My ac sucks

Negative DKaz. The wife said she noticed that the car became cooler much faster and stayed cool even in traffic (that has always been my biggest gripe...air warms when idling). Basically, the AUTO climate still modulated the blower motor, it just reached the preset temperature quicker.
 
I finally had a chance to 'experience' the improvement this past weekend, and I must say that it wasn't that noticeable. I think I'll swap out the 50k resistor for a pot so I can adjust this to the threshold of evap freezeup. 37k, like billm used, may be better.

Why couldn't Mazda have just stuck with pressure switches?? My Mitsu cools sooo much better than this thing.
 
I don't know if this is related but with days being around 28-34 C, the centre console (presumably where the climate control stuff is located) gets really hot down by the legs, particularly on the passenger side where the plastic cover is actaully HOT!
I took the lower right panel off and there's 2 metal channels which I can't touch when hot. I would think these to be the heater box channels from the engine coolant.
I don't know if this is normal for a 2008 but it's the first time I've noticed in 3 summers.

It contributes significantly to the cabin heat!!!
 
Hey guys I noticed another problem...

I ran a bunch of tests yesterday on my Auto Climate Control system... outside temperature was 23C (73.4F) and after sunset so no sun (Mazda 5's ACC uses a sunlight sensor), my handheld industrial temperature meter read 24.5C inside the car (76.1F).

When I set the temperature to 24C, the heater turned on! So I think that the the interior temperature sensor thinks the cabin is cooler than it actually is, by 1 to 1.5C.

Full results (measure supply air temperature with a Laser/Infrared Temperature Sensor)

24C - could not read supply air temperature but heater was obviously on, foot vent mode, 1 bar, recirc off.
23C - 23C S/A temperature, upper and foot vent mode, 1 bar. recirc off. Conclusion: A/C compressor not on, blowing untempered outside air.
22C - 18C S/A temperature, upper vent mode, 1 bar, recirc off. Conclusion: Either A/C compressor is running at first stage or it's mixing tempered with untempered air.
21C - 10C S/A temperature, upper vent mode, 1 bar, recirc off. Conclusion: A/C compressor full on
20C - 10C S/A temperature, upper vent mode, 2 bar, recirc on.
18C - 10C S/A temperature, upper vent mode, 3 bar, recirc on.
16C - 1.5C S/A temperature!!!, upper vent mode, 3 bar, recirc on. Conclusion: I checked the S/A temperature like a few dozen times, it averaged between 0C and 3C.
15C - 1.5C S/A temperature, upper vent mode, max bars, recirc on.

General conclusion: I think the interior temperature sensor is sensing the car as being 1C to 1.5C cooler than it actually is.
 
Hey guys I noticed another problem...


General conclusion: I think the interior temperature sensor is sensing the car as being 1C to 1.5C cooler than it actually is.
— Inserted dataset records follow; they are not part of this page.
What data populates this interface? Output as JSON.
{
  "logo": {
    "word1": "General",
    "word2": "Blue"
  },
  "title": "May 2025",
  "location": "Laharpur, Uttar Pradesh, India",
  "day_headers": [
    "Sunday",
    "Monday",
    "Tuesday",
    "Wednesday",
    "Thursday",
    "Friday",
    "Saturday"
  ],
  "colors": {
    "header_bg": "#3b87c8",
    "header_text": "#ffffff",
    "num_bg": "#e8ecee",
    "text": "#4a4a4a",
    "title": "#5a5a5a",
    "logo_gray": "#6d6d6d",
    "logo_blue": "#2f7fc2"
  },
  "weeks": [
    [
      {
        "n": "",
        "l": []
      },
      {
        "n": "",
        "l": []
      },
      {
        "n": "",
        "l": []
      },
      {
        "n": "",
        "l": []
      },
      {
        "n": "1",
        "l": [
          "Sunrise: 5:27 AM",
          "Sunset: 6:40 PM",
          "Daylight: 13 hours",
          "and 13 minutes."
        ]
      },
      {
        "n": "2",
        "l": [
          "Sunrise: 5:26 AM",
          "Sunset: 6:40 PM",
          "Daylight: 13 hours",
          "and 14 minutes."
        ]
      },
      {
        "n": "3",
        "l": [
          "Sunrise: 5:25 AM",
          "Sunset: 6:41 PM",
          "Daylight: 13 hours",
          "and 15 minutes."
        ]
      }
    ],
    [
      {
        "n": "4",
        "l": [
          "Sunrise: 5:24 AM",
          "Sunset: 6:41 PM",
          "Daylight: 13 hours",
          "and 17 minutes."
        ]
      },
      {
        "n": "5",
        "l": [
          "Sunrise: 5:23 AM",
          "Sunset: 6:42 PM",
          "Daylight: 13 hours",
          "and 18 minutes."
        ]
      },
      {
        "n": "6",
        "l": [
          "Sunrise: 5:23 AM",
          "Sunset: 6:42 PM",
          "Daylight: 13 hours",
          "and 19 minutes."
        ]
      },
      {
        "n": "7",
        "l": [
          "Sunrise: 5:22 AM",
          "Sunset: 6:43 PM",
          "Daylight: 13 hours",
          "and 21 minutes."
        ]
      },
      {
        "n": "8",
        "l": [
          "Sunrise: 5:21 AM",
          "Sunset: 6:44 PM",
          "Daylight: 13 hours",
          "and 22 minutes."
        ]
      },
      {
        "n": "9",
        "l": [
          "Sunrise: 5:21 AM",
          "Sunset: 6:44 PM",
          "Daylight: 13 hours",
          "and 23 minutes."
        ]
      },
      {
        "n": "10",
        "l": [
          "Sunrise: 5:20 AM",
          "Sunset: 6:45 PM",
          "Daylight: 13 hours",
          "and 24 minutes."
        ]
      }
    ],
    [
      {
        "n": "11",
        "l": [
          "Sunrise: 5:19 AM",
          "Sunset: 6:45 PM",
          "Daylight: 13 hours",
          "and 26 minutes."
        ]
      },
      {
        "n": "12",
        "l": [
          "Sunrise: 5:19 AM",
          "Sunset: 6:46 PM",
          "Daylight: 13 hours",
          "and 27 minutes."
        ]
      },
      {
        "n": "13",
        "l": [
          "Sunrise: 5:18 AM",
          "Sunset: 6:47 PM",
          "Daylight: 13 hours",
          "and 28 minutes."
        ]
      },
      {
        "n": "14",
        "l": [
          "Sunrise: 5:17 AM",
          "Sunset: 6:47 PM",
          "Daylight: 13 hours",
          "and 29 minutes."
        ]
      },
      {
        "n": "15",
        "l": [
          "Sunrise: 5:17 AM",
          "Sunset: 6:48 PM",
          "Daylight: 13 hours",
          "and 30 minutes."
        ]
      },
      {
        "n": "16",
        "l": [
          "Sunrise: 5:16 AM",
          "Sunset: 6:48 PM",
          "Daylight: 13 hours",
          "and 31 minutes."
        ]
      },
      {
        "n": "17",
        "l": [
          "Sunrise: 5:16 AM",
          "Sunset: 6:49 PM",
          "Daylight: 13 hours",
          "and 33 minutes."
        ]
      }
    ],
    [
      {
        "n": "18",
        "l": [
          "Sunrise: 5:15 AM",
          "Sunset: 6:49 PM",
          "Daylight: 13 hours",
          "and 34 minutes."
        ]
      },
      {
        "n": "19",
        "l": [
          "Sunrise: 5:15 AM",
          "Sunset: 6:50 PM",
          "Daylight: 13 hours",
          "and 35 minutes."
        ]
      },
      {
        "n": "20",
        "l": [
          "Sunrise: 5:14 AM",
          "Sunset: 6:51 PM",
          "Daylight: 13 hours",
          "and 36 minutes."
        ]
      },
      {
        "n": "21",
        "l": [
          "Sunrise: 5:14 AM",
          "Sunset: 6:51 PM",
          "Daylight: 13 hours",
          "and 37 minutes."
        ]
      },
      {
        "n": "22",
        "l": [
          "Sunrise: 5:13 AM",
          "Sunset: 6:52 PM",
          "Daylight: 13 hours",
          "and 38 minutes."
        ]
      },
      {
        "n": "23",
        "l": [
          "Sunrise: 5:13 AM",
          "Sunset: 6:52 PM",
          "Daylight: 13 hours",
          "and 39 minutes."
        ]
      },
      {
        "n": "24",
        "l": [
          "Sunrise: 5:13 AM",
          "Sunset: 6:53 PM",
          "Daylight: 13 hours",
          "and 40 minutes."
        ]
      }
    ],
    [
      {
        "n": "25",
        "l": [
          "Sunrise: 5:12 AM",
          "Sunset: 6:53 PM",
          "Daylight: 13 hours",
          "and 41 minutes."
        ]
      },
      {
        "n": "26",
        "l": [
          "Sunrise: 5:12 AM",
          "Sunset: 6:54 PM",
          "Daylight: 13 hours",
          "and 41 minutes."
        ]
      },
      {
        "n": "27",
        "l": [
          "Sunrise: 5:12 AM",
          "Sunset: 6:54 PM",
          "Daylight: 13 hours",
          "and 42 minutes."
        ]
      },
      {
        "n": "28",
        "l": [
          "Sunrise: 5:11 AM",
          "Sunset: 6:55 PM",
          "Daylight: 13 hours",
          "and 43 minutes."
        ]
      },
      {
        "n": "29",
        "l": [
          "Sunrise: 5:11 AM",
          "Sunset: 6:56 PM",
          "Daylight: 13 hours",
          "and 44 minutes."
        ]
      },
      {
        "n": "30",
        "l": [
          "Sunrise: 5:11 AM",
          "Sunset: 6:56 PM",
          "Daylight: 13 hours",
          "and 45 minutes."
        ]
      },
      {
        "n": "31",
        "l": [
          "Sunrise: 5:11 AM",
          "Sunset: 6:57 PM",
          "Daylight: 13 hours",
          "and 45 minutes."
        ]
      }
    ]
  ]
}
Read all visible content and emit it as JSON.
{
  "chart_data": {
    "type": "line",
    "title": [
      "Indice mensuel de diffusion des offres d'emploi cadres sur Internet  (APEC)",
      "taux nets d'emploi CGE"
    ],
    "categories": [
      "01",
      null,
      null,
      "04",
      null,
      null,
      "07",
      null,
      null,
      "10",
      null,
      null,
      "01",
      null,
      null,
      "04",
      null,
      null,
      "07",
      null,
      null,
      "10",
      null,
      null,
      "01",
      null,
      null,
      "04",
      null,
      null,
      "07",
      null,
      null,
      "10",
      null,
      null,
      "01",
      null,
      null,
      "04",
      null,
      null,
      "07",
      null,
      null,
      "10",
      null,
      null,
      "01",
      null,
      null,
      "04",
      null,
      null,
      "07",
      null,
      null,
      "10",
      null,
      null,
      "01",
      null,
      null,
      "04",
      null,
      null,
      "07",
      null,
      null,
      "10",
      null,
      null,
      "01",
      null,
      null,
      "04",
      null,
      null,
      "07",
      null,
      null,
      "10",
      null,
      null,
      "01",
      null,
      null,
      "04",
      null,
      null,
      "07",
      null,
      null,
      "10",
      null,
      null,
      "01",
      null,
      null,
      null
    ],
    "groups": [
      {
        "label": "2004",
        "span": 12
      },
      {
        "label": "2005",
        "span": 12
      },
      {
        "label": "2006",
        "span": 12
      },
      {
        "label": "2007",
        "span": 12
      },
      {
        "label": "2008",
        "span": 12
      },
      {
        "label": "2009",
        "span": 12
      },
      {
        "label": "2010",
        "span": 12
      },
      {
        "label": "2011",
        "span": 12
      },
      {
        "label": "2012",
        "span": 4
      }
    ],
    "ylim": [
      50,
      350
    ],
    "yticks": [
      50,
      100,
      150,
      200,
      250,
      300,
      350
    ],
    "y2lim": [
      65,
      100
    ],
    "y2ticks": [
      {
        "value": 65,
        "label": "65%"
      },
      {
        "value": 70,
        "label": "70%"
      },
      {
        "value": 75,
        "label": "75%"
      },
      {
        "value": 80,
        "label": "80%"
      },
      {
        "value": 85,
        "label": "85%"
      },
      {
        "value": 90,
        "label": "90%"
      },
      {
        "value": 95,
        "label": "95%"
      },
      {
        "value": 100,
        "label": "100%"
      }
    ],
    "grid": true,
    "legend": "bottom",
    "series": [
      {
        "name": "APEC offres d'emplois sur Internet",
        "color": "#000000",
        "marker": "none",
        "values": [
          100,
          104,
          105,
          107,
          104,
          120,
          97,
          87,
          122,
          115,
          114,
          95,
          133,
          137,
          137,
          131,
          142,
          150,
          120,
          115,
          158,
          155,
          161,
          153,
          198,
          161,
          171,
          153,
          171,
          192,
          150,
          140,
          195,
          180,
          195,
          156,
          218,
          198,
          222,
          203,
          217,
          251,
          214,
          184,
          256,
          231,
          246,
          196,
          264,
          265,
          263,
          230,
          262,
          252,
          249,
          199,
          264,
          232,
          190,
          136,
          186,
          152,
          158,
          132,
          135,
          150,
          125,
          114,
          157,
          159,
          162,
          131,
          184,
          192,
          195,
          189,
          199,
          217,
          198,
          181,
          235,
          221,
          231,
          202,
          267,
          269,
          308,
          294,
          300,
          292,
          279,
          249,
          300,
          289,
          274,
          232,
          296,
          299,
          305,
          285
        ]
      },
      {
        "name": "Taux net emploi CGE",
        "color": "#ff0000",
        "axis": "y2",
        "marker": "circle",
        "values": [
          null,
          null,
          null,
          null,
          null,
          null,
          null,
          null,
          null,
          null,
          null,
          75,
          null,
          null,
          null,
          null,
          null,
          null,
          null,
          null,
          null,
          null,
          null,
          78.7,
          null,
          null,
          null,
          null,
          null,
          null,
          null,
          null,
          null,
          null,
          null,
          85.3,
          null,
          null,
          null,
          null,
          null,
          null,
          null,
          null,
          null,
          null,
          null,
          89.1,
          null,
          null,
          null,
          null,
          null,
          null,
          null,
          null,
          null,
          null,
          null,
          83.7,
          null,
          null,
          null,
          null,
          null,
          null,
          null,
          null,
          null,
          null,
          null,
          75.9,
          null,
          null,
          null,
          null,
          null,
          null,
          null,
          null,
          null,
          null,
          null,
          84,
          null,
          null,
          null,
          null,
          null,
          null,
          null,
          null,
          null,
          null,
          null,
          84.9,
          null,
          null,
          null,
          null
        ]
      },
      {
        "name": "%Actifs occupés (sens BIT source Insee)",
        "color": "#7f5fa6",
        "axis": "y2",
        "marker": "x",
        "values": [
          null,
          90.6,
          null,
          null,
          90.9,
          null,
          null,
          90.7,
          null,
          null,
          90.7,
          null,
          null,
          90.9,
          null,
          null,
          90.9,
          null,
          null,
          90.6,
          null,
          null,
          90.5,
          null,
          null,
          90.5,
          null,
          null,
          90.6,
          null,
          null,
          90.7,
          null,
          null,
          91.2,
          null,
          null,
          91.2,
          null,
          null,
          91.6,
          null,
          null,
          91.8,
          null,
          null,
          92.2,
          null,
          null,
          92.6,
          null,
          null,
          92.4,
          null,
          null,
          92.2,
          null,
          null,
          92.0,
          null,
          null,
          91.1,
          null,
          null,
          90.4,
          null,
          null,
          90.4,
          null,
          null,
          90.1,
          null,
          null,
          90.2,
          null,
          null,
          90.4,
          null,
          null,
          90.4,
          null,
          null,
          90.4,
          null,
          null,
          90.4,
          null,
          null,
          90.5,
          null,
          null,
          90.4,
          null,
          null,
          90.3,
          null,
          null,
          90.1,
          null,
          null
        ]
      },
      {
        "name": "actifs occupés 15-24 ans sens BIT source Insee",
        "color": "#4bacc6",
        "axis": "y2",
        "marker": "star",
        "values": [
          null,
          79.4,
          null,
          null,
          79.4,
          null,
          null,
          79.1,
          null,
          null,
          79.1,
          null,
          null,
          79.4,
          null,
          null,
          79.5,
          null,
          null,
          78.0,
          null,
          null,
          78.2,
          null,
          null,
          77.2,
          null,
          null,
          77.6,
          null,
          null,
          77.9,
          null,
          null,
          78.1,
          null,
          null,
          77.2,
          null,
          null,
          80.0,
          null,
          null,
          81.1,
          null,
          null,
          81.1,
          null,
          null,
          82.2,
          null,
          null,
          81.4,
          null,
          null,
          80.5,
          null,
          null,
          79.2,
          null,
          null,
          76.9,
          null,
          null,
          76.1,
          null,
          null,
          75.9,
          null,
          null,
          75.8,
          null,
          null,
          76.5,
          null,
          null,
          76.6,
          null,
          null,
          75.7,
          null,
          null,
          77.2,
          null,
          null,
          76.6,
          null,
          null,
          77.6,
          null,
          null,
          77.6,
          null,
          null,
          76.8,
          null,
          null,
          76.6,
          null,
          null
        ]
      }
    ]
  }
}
pretty tight tolerance I'd say, better than the thermostat in my house!
 
I don't know if this is related but with days being around 28-34 C, the centre console (presumably where the climate control stuff is located) gets really hot down by the legs, particularly on the passenger side where the plastic cover is actaully HOT!
I took the lower right panel off and there's 2 metal channels which I can't touch when hot. I would think these to be the heater box channels from the engine coolant.
I don't know if this is normal for a 2008 but it's the first time I've noticed in 3 summers.

It contributes significantly to the cabin heat!!!

LOL, I noticed that piping when I changed the cabin filters and thought nothing of it until I read your comment about the cabin heat. I can drive around with the windows down and feel heat down there. It drives me nuts. That's gotta be what it is. Wow. Learn something everyday on here. I wonder if they can be insulated or something.
 
Do they just stop flow to the heater core? I just want an insulating barrier of some type, I think.
 
Yes. A heater core bypass valve. You should google it as there is really nothing but excellent results in the summer. The problem with our system is it is electronically controlled. The common vacuum bypass valve would have to be adapted to work with a solenoid actuator and manual switch. Or I've seen simply a brass plumbing ball valve if you don't want to make it sophisticated.

A 10* temperature drop with the a/c operating is not uncommon. I'd do it if I could make it clean and more seamless.

http://mymiata.paladinmicro.com/MiataHeater.htm
 
Crazy. I'm going to have to look into this when I get more time this winter. That has been driving me nuts trying to figure out why the heat was seemingly coming out of the dash, but not the vents.